Aftan yararlanacak yapı türleri incelendiğinde; tarım alanlarındaki yapılaşmalar, sanayi yapıları ve 7 kata kadar entegre sanayi yapıları, 8 kat ve üstü yüksek katlı yapılar, lüks binalar, villalar, alışveriş kompleksleri, hastaneler, vb. ile af kapsamının çok geniş olduğu görülmektedir. Çevresel etkilerine ve kentleşme açısından getireceği sorunlara bakılmaksızın doğal alanlarımızda yapılan kaçak sanayi yapıları ile kentlerin silüetlerini olumsuz etkileyen  ve kentlere maliyeti toplum tarafından karşılanan, büyük altyapı sorunlarına yol açan , donatı standartlarını düşüren yüksek katlı yapılaşmalar  da bu yasadan yararlanmaktadır.
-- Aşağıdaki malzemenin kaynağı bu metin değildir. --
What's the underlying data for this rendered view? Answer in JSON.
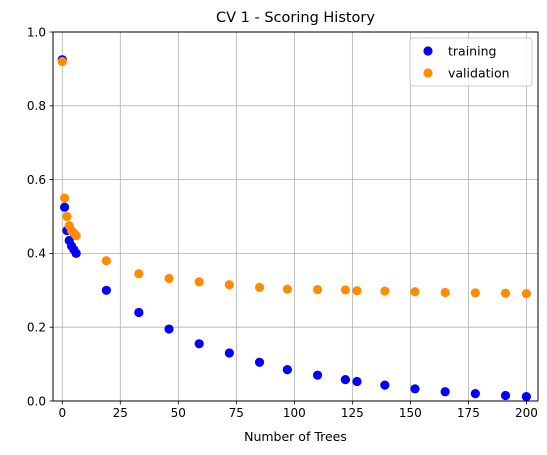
{
  "chart_data": {
    "type": "scatter",
    "title": "CV 1 - Scoring History",
    "xlabel": "Number of Trees",
    "ylabel": "",
    "xlim": [
      -4,
      205
    ],
    "ylim": [
      0,
      1.0
    ],
    "xticks": [
      0,
      25,
      50,
      75,
      100,
      125,
      150,
      175,
      200
    ],
    "yticks": [
      0.0,
      0.2,
      0.4,
      0.6,
      0.8,
      1.0
    ],
    "xtick_labels": [
      "0",
      "25",
      "50",
      "75",
      "100",
      "125",
      "150",
      "175",
      "200"
    ],
    "ytick_labels": [
      "0.0",
      "0.2",
      "0.4",
      "0.6",
      "0.8",
      "1.0"
    ],
    "grid": true,
    "legend_position": "top-right",
    "series": [
      {
        "name": "training",
        "color": "#0000ff",
        "points": [
          [
            0,
            0.925
          ],
          [
            1,
            0.525
          ],
          [
            2,
            0.462
          ],
          [
            3,
            0.435
          ],
          [
            4,
            0.42
          ],
          [
            5,
            0.41
          ],
          [
            6,
            0.4
          ],
          [
            19,
            0.3
          ],
          [
            33,
            0.24
          ],
          [
            46,
            0.195
          ],
          [
            59,
            0.155
          ],
          [
            72,
            0.13
          ],
          [
            85,
            0.105
          ],
          [
            97,
            0.085
          ],
          [
            110,
            0.07
          ],
          [
            122,
            0.058
          ],
          [
            127,
            0.053
          ],
          [
            139,
            0.043
          ],
          [
            152,
            0.033
          ],
          [
            165,
            0.025
          ],
          [
            178,
            0.02
          ],
          [
            191,
            0.015
          ],
          [
            200,
            0.012
          ]
        ]
      },
      {
        "name": "validation",
        "color": "#ff8c00",
        "points": [
          [
            0,
            0.92
          ],
          [
            1,
            0.55
          ],
          [
            2,
            0.5
          ],
          [
            3,
            0.475
          ],
          [
            4,
            0.462
          ],
          [
            5,
            0.455
          ],
          [
            6,
            0.448
          ],
          [
            19,
            0.38
          ],
          [
            33,
            0.345
          ],
          [
            46,
            0.332
          ],
          [
            59,
            0.323
          ],
          [
            72,
            0.315
          ],
          [
            85,
            0.308
          ],
          [
            97,
            0.303
          ],
          [
            110,
            0.302
          ],
          [
            122,
            0.301
          ],
          [
            127,
            0.299
          ],
          [
            139,
            0.298
          ],
          [
            152,
            0.296
          ],
          [
            165,
            0.294
          ],
          [
            178,
            0.293
          ],
          [
            191,
            0.292
          ],
          [
            200,
            0.291
          ]
        ]
      }
    ]
  }
}
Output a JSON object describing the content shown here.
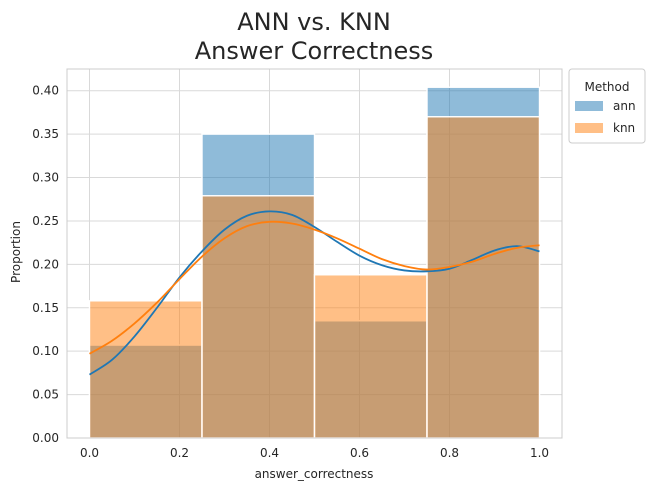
{
  "chart_data": {
    "type": "histogram",
    "title_lines": [
      "ANN vs. KNN",
      "Answer Correctness"
    ],
    "xlabel": "answer_correctness",
    "ylabel": "Proportion",
    "xlim": [
      -0.05,
      1.05
    ],
    "ylim": [
      0,
      0.425
    ],
    "xticks": [
      "0.0",
      "0.2",
      "0.4",
      "0.6",
      "0.8",
      "1.0"
    ],
    "yticks": [
      "0.00",
      "0.05",
      "0.10",
      "0.15",
      "0.20",
      "0.25",
      "0.30",
      "0.35",
      "0.40"
    ],
    "grid": true,
    "bins": [
      [
        0,
        0.25
      ],
      [
        0.25,
        0.5
      ],
      [
        0.5,
        0.75
      ],
      [
        0.75,
        1.0
      ]
    ],
    "series": [
      {
        "name": "ann",
        "color": "#1f77b4",
        "values": [
          0.107,
          0.35,
          0.135,
          0.404
        ],
        "kde": [
          [
            0,
            0.073
          ],
          [
            0.05,
            0.09
          ],
          [
            0.1,
            0.117
          ],
          [
            0.15,
            0.15
          ],
          [
            0.2,
            0.185
          ],
          [
            0.25,
            0.215
          ],
          [
            0.3,
            0.24
          ],
          [
            0.35,
            0.256
          ],
          [
            0.4,
            0.261
          ],
          [
            0.45,
            0.257
          ],
          [
            0.5,
            0.243
          ],
          [
            0.55,
            0.226
          ],
          [
            0.6,
            0.21
          ],
          [
            0.65,
            0.199
          ],
          [
            0.7,
            0.193
          ],
          [
            0.75,
            0.192
          ],
          [
            0.8,
            0.195
          ],
          [
            0.85,
            0.205
          ],
          [
            0.9,
            0.216
          ],
          [
            0.95,
            0.221
          ],
          [
            1.0,
            0.215
          ]
        ]
      },
      {
        "name": "knn",
        "color": "#ff7f0e",
        "values": [
          0.158,
          0.279,
          0.188,
          0.37
        ],
        "kde": [
          [
            0,
            0.097
          ],
          [
            0.05,
            0.112
          ],
          [
            0.1,
            0.132
          ],
          [
            0.15,
            0.156
          ],
          [
            0.2,
            0.183
          ],
          [
            0.25,
            0.209
          ],
          [
            0.3,
            0.23
          ],
          [
            0.35,
            0.244
          ],
          [
            0.4,
            0.249
          ],
          [
            0.45,
            0.247
          ],
          [
            0.5,
            0.24
          ],
          [
            0.55,
            0.23
          ],
          [
            0.6,
            0.218
          ],
          [
            0.65,
            0.206
          ],
          [
            0.7,
            0.198
          ],
          [
            0.75,
            0.194
          ],
          [
            0.8,
            0.197
          ],
          [
            0.85,
            0.203
          ],
          [
            0.9,
            0.212
          ],
          [
            0.95,
            0.219
          ],
          [
            1.0,
            0.222
          ]
        ]
      }
    ],
    "legend": {
      "title": "Method",
      "position": "outside-top-right"
    }
  }
}
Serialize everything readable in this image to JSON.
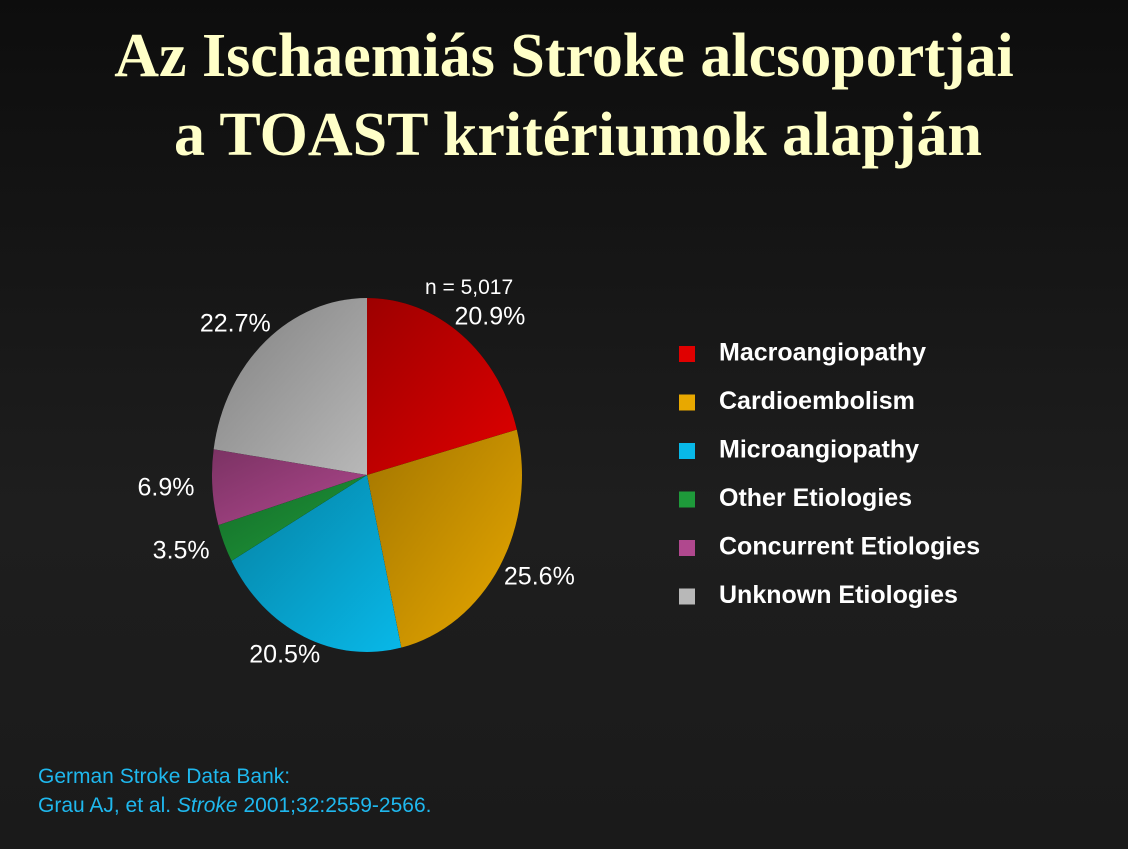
{
  "chart_data": {
    "type": "pie",
    "title": [
      "Az Ischaemiás Stroke alcsoportjai",
      "a TOAST kritériumok alapján"
    ],
    "annotation": "n = 5,017",
    "categories": [
      "Macroangiopathy",
      "Cardioembolism",
      "Microangiopathy",
      "Other Etiologies",
      "Concurrent Etiologies",
      "Unknown Etiologies"
    ],
    "values": [
      20.9,
      25.6,
      20.5,
      3.5,
      6.9,
      22.7
    ],
    "value_labels": [
      "20.9%",
      "25.6%",
      "20.5%",
      "3.5%",
      "6.9%",
      "22.7%"
    ],
    "colors": [
      "#e00000",
      "#e8a800",
      "#08b8e8",
      "#1e9a3a",
      "#b0488e",
      "#b8b8b8"
    ],
    "legend": "right"
  },
  "source": {
    "line1": "German Stroke Data Bank:",
    "authors": "Grau AJ, et al.",
    "journal": "Stroke",
    "ref": "2001;32:2559-2566."
  }
}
Bunlara ek olarak kaçak AVM, hastane, sanayi gibi ticari işletmeler de af kapsamına alınmakta; kıt kanaat, çoğunlukla uzun yıllar borçlanarak konut edinmeye çalışan yasalara uyarak yaşamaya çabalayan vatandaşların kentsel yaşam kalitesinin yükseltilmesine yönelik düzenlemeler yapılması gerekirken, bireysel ticari çıkar edinimine yönelik yasadışı uygulamalar gözetilmektedir.

Getirilen af, yalnızca imara aykırı, sağlıksız yapıların yasallaşmasını değil, aynı zamanda Maliye Hazinesi ya da belediyelerin mülkiyetindeki kamu yararına kullanılması gereken arsa ve arazilerin satışıyla sonuçlanacak bir süreci de başlatmaktadır. Kaçak yapıların 3194 sayılı İmar Kanunu uyarınca verilmiş yıkım kararları ve tahsil edilemeyen idari para cezaları da iptal edilmekte,  hukuka aykırılığı kesinleşmiş,  yıkılması gerekli yapılar da aftan yararlandırılmaktadır.
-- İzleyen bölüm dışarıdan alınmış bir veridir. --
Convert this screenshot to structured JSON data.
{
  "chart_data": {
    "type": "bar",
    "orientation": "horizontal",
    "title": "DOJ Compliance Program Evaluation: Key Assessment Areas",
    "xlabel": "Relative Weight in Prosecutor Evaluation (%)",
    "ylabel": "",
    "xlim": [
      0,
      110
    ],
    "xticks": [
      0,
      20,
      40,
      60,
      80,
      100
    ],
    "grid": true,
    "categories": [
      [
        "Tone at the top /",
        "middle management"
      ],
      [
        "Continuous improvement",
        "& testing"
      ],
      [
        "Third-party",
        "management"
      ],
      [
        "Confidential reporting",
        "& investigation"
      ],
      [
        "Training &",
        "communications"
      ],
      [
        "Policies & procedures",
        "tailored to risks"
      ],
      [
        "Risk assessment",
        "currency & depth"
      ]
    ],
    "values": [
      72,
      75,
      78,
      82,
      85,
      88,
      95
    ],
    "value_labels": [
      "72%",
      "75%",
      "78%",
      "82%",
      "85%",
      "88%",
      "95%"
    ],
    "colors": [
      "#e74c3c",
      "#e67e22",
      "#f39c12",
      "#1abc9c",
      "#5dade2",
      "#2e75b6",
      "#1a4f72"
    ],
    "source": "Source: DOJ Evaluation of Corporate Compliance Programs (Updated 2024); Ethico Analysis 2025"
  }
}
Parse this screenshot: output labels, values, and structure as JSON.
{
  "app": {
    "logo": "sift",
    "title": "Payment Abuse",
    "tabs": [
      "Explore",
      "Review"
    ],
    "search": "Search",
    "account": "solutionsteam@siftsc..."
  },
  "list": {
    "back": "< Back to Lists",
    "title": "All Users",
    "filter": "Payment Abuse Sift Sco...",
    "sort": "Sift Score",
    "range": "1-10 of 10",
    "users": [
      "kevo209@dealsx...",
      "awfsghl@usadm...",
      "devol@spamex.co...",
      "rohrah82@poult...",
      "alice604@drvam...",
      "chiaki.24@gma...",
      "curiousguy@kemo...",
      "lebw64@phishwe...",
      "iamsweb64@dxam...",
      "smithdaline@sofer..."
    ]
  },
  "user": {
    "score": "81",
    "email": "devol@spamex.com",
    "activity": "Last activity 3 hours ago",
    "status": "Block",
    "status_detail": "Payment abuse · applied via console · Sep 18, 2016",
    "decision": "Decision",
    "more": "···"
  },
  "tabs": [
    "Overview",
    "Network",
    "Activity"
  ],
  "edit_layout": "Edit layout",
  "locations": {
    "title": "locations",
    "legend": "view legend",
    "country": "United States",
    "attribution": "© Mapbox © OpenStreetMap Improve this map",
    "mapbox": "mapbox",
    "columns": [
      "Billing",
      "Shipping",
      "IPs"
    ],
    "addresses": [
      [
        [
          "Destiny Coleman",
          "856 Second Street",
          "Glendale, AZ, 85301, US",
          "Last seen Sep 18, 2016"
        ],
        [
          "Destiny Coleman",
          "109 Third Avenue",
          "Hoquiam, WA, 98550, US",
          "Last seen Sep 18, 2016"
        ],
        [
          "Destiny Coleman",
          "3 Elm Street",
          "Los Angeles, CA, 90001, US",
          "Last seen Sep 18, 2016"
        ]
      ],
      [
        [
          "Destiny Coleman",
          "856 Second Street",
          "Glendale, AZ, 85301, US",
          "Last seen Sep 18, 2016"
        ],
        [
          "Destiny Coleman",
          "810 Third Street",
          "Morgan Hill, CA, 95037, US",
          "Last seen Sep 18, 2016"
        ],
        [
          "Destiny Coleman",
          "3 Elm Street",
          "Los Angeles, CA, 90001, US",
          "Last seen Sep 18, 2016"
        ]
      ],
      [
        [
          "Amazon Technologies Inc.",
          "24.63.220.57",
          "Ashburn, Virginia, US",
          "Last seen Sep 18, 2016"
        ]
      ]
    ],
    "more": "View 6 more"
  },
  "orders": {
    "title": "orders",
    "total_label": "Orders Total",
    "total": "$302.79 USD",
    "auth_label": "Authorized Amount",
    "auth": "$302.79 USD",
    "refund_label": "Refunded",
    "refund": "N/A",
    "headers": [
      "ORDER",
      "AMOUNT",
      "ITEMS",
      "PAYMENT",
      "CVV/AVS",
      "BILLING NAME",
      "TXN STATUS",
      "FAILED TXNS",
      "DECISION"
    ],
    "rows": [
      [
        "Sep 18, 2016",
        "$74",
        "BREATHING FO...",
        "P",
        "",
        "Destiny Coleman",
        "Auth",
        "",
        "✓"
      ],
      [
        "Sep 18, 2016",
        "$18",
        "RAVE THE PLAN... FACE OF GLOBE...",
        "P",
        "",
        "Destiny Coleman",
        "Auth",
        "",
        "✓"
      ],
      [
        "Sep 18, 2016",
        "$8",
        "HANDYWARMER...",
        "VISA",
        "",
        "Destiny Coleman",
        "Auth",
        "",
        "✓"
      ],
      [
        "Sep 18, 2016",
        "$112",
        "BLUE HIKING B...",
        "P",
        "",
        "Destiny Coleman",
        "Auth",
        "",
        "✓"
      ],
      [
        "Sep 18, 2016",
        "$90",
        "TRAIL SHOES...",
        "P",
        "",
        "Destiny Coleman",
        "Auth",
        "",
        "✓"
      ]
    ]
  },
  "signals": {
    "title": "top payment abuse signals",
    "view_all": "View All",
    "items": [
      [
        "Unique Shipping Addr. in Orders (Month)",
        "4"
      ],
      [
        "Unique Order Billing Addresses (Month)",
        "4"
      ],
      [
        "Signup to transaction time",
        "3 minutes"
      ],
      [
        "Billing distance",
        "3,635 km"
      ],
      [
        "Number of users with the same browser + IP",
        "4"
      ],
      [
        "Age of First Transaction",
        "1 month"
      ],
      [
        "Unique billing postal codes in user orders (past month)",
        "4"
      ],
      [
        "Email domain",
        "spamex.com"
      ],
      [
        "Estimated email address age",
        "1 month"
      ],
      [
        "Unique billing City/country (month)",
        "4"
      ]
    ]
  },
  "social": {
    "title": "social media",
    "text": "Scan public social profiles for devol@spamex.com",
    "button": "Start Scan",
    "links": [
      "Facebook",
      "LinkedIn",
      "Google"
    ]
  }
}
2000`li yıllarla birlikte ard arda çıkan ve temel çıkış noktaları afete karşı güvenli kentler yaratmak olan, kentsel dönüşüme olanak tanıyan çok sayıda yasaya rağmen bu düzenlemenin hayata geçirilmesi, gerçek sebebin darboğaza giren ekonomiye "kaynak sağlamak" olduğu düşüncesini kuvvetlendirmektedir.

Düzenleme ile yaratılacak kaynağın kentsel dönüşümde kullanılacak olması da kentlerin planlama ve imar sorunlarını derinleştirecek olan bir kısır döngüyü işaret etmektedir.
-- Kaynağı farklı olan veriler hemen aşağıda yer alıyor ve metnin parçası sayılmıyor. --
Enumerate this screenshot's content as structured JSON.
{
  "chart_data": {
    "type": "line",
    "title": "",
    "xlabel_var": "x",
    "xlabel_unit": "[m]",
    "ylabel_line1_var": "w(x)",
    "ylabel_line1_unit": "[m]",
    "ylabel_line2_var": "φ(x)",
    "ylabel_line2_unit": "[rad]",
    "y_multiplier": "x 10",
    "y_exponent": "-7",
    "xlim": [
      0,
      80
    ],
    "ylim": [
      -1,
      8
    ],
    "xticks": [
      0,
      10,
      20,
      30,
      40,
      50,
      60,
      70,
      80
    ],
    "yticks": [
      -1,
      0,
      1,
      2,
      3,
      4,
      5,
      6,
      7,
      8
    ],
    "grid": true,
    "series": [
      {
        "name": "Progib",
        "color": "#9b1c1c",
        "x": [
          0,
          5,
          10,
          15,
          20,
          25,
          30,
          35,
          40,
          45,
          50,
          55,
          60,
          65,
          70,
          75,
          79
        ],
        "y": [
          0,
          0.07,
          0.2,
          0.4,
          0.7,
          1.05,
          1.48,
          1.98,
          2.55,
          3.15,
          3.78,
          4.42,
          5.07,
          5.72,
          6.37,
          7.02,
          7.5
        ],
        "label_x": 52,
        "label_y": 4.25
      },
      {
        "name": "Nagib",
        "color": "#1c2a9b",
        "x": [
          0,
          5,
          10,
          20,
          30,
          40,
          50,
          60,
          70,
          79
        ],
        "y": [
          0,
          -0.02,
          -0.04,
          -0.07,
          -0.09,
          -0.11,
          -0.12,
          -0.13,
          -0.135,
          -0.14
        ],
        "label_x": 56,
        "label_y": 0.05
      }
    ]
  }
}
İmar affı ile"planlama ilke esaslarının" ve "imar mevzuatının" oluşturmaya çalıştığı "sağlıklı, korumaya duyarlı, kalıcı çözümler içeren ve gelecek vaadeden" kentleşme politikasından topyekün vazgeçilen bir dönem başlatılmaktadır. Seçim yatırımı olduğu açık olan ve hemen her türlü kaçak yapılaşmaya af getiren, imar barışı adı altındaki bu çarpık uygulamayla;

Devlet güvencesinde korunması gereken tarihi, kültürel ve doğal değerlerimiz gözden çıkarılmaktadır,

Farklı nitelikte alanlarda ve farklı hukuki statüye sahip yapılarda tek tip bir uygulama ile kentsel mekanda kaos oluşturulmaktadır.
Kamusal arazi-arsa stoğumuz azaltılmakta, kamunun kentleşme politikasını yönetme gücü zayıflatılmaktadır,
Depreme dayanıksız, sağlıksız, standartlara uygun olmayan binlerce bina yasallaştırılarak kendi kaderlerine bırakılmakta, olası bir deprem, sel, heyelan gibi doğal olayda insanların yaşamları riske atılmaktadır,
Düzenlemenin varlık sebebi olan "yasadışılık"  ve "düzensizlik" çözüme kavuşturulmak yerine, sorun daha da kalıcı ve kronik hale getirilmektedir.
Yapının risk durumunda, malikin beyanını esas alan uygulama ile Devlet, vatandaşının can güvenliğini sağlama şeklindeki Anayasada tanımlanan görev ve sorumluluğunu askıya almaktadır.
Toplumsal adaletsizlik derinleştirilerek, toplum barışa değil, bir kaosa sürüklenmektedir.

TMMOB Şehir Plancıları Odası olarak, kamuoyunun bilgisine saygılarımızla sunarız.